Eren retourna auprès de ses amis, incapable de savoir comment il devait se sentir, et tous les trois prirent la direction de l'appartement d'Armin où ils devaient se faire un marathon – n'importe lequel, le brun n'intégrait pas vraiment ce qu'ils disaient.
Il pensait à Jean, à son joli prénom et à ses pommettes bien placées, à la conversation ou bien, la naissance de discussion qu'ils avaient partagée, et se fit la réflexion qu'il était sûrement drogué à l'adrénaline d'une soirée inhabituelle et qu'il l'oublierait vite.
I'll be your quiet afternoon crush,
Be your violent overnight rush
Eren ne l'avait, finalement, pas oublié du tout.
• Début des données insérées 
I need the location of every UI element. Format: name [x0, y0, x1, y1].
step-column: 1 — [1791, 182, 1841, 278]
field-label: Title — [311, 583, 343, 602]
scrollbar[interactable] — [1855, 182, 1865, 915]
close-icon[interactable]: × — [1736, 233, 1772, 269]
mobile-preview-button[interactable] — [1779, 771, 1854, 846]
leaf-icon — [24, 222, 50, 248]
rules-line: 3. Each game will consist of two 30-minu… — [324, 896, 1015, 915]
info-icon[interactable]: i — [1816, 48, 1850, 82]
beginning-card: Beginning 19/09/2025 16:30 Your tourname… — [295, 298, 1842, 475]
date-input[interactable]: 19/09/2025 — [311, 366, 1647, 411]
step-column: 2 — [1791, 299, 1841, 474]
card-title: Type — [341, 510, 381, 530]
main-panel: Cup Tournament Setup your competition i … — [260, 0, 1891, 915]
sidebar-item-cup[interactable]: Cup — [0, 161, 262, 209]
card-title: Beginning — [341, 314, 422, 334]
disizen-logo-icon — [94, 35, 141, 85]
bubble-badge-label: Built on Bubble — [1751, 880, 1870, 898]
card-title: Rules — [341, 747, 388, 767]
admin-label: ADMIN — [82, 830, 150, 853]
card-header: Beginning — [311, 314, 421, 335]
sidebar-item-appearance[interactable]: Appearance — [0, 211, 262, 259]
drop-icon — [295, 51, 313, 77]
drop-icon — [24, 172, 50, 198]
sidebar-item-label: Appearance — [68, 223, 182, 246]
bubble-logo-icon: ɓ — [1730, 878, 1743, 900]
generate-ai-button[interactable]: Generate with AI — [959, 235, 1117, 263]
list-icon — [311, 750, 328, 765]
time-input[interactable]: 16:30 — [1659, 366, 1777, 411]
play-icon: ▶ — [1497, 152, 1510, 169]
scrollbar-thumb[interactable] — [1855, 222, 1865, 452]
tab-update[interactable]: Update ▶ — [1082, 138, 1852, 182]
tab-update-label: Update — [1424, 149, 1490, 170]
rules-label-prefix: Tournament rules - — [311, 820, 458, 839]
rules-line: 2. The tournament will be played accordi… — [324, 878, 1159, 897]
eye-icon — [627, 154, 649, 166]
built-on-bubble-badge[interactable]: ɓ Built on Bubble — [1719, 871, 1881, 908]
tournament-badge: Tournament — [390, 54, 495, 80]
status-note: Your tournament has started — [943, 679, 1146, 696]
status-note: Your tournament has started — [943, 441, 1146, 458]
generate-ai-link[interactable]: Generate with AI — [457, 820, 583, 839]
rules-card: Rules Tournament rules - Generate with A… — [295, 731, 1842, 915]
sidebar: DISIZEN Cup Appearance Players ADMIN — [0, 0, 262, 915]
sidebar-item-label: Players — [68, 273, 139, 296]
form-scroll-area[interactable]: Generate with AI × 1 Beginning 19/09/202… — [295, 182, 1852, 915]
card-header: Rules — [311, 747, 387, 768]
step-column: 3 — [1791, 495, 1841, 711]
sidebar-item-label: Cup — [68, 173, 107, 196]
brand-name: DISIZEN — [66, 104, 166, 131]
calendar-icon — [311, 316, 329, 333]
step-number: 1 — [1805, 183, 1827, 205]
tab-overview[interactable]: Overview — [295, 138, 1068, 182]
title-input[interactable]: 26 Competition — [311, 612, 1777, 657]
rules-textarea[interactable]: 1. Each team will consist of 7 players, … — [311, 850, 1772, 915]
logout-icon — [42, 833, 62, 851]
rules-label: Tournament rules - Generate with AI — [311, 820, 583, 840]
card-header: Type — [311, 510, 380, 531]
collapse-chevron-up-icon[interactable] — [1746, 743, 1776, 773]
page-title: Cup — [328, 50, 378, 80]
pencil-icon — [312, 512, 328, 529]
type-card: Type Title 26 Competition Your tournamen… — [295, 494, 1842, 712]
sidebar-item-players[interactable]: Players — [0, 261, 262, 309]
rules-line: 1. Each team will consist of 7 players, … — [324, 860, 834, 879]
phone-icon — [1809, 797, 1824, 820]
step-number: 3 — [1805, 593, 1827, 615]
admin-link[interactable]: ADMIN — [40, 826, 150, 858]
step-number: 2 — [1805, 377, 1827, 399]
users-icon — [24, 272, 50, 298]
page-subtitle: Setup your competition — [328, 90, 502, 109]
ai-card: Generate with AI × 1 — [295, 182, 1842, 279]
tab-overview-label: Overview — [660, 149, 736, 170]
Il avait donné trois jours à son imagination qui embellissait ses souvenirs et rendait sûrement Jean plus beau qu'il ne l'était vraiment, mais même en ce beau mercredi, il était à la bibliothèque avec son nom sur les lèvres.
Il se trouvait ridicule : qui se laissait embarquer dans de telles illusions ? Eren s'était jeté corps et âme dans ses études, écoutant ses cours plus qu'il ne l'avait jamais fait et portant de l'attention à des choses inutiles comme les horaires de la bibliothèque plutôt que ceux du cinéma.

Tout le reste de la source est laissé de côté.